Hi 4C Women,
I relate to Karen's description of being robbed of her belief system by her "relief" system. My belief system was already in shambles before I completely depleted and defeated my ability to change that negative definition of me with alcohol. The stronger my feelings of inadequacy grew, the more I ran away by numbing those feelings. This past year has challenged my belief system to the core. While I sometimes go back to wondering just how 4C a woman I am, I must remember that I am definitely stronger, more competent than I was when I started this recovery journey. I share this because I once believed that sobriety alone would be the key to living a fantastic, stress-free life. If I have learned anything over the years, it is that there is no perfect life, no smooth sailing just because I am sober. If I had not learned this life lesson, I am not sure I would have remained sober throughout the years and most of all, believed in my ability to handle some very devastating situations. This is where I use the coping tools learned in WFS. I dig my heels in and put that positive self-talk into high gear. It doesn't end there though because I have also learned that I do not have to go through these rough times alone. I ask for help which is not easy. I believe many women feel this way. We were taught to be caregivers, to make everyone happy and putting ourselves first was considered selfish or conceited. What a defeating message and with such crushing consequences. So I cry when I feel it and also laugh spontaneously when that feeling arrives in my heart. Sobriety is not a guarantee that life will be easy. What it does offer is the ability to build confidence, to learn problem-solving skills, make healthier decisions, ask for help, express uncomfortable feelings rather than numb or run away from them, to feel pain and survive. As long as I am learning new skills, I am growing.
I have learned to expect challenges and not fall totally apart because of them. Now that was something I never believed could happen. I still have moments when I question my ability to handle the toughest situations yet truly believe in the deepest part of my soul that I can. Just need to take a breath, a moment, and tell myself - stop, pause but keep going knowing that long and big journeys begin with small steps.

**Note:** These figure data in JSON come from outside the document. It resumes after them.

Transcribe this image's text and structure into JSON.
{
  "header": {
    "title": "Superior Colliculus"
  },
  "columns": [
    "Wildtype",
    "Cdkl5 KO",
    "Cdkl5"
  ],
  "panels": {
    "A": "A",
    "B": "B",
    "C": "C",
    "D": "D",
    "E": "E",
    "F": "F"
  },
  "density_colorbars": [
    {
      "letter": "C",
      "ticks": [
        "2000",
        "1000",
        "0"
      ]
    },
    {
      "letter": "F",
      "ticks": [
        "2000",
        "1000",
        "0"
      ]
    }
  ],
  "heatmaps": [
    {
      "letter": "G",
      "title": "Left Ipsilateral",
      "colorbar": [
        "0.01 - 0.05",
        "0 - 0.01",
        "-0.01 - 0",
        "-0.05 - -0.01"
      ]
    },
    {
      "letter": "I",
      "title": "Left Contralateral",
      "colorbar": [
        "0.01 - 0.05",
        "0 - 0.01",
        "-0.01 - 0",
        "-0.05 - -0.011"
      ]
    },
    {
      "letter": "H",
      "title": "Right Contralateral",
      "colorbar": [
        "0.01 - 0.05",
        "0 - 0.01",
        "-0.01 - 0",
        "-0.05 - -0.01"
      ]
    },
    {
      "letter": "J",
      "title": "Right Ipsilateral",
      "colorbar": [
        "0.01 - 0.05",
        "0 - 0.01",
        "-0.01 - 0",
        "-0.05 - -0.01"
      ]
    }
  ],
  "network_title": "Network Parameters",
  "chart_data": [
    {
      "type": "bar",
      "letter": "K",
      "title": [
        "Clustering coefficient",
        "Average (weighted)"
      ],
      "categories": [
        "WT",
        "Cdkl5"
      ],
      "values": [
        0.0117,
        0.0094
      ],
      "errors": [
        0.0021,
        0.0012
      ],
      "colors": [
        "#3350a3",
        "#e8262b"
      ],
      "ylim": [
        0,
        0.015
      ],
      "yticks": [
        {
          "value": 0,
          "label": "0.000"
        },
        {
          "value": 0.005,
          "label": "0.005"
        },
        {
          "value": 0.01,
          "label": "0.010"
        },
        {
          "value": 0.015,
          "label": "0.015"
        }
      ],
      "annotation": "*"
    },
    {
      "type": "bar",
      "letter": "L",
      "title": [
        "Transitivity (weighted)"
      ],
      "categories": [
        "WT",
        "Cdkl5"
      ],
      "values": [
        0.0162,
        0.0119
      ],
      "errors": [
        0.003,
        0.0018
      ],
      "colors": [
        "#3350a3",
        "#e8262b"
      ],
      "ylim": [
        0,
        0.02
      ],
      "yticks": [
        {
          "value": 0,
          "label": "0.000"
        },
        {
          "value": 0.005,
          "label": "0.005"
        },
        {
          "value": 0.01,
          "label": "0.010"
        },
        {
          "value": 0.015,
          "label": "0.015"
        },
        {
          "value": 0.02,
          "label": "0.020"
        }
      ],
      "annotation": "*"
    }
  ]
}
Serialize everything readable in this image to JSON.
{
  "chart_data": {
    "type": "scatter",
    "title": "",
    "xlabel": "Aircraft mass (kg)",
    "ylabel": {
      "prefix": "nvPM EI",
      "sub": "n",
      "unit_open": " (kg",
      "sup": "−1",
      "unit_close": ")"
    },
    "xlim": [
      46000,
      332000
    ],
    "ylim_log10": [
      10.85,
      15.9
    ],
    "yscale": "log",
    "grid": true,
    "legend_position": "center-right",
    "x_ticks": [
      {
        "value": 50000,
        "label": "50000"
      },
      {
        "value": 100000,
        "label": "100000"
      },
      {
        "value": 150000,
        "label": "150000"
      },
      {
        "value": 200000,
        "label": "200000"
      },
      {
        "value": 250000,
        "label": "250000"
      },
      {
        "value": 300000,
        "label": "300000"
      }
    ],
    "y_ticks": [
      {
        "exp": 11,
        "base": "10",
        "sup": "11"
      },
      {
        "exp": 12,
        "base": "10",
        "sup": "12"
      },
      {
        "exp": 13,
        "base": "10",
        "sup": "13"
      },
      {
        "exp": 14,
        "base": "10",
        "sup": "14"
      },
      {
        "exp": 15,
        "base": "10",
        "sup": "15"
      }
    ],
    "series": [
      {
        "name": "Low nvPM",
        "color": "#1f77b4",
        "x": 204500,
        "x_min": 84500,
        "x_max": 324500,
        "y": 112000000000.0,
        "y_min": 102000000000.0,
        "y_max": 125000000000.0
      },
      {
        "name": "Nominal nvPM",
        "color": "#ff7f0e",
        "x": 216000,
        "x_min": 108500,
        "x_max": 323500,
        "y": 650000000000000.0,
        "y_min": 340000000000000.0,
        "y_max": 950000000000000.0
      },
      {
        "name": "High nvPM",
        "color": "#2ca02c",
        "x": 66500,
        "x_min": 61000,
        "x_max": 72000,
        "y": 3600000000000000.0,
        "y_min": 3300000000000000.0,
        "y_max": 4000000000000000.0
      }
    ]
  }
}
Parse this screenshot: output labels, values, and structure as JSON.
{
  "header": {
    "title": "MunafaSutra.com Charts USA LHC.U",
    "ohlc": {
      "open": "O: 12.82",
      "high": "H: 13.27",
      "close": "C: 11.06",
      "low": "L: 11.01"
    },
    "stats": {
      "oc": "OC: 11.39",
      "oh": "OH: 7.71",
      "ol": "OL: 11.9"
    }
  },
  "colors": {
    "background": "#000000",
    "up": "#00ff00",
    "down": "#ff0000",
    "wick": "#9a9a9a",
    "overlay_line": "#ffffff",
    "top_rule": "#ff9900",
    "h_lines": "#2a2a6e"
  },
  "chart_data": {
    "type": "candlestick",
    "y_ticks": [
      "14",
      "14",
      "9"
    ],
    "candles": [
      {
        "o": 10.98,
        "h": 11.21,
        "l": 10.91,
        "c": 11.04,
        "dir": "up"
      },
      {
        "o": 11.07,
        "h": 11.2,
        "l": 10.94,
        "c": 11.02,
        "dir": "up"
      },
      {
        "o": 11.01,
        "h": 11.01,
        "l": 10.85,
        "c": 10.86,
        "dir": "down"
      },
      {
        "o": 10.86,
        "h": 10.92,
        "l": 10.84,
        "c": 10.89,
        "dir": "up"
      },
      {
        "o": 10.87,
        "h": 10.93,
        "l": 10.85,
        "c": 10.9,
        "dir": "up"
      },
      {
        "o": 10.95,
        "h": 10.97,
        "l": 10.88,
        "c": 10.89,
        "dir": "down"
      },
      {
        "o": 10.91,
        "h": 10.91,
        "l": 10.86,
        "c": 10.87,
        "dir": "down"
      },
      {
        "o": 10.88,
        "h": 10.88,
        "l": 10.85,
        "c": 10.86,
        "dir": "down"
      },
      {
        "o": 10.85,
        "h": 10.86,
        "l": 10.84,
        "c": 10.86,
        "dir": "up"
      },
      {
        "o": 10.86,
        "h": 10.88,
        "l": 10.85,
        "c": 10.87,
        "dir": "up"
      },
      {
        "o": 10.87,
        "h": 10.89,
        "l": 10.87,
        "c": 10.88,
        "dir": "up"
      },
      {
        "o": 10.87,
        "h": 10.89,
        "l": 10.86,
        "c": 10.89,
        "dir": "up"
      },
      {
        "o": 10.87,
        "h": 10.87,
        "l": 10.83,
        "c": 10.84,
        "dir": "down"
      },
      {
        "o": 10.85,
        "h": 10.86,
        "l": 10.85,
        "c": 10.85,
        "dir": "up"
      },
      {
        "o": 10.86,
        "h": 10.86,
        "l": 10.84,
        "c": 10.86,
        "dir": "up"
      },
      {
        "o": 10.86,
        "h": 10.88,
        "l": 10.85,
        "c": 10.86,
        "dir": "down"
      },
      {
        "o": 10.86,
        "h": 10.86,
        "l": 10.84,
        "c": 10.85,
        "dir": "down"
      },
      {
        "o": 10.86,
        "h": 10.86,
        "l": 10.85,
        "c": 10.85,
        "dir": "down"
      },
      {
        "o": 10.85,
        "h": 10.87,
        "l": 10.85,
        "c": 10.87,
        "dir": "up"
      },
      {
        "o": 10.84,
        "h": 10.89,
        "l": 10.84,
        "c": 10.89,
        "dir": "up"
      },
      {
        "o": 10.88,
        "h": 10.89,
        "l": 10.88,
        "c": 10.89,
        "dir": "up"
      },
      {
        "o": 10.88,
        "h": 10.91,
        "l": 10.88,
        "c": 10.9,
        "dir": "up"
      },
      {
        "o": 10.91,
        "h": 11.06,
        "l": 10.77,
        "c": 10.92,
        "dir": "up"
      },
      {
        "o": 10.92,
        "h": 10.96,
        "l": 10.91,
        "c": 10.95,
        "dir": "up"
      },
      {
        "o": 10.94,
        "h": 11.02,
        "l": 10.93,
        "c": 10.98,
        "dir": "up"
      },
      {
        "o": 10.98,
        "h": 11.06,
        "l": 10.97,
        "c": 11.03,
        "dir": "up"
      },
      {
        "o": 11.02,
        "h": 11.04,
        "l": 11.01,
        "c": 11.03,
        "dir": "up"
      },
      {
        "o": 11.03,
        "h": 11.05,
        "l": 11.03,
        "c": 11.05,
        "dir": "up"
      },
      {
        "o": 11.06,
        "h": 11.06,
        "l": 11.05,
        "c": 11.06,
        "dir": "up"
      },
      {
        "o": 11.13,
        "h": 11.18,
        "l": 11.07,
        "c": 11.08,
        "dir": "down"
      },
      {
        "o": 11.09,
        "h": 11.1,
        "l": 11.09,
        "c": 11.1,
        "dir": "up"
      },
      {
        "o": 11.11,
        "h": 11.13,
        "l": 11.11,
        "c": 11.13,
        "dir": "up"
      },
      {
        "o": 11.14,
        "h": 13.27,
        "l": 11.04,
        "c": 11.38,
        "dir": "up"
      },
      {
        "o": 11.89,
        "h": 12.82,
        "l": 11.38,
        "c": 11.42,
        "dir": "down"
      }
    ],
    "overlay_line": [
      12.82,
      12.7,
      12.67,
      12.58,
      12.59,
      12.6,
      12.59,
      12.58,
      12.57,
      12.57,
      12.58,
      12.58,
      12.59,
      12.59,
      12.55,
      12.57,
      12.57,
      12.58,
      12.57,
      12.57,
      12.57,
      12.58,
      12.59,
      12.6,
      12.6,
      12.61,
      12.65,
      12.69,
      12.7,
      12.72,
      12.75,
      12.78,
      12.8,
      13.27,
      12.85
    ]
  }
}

Set backs are a part of life and trusting we can handle the outcome without numbing, retreating completely within our addiction, is crucial. It is the time to speak up, to reach out and to recognize if we are isolating too much or pretending we're just fine when we are not. Keeping silent will cause us unneeded harm. I say, no more hiding! The end result is the reward of sobriety - freedom, choice, support and sharing and believing in those 4C characteristics within each of us.
I was thinking of this question asked by many adults when I was growing up if I asked for something they thought was extravagant or if I behaved inappropriately in their estimation: Who do you think you are?!!!! Well, let me tell you today who I think I am! It would be a much different answer. How about you?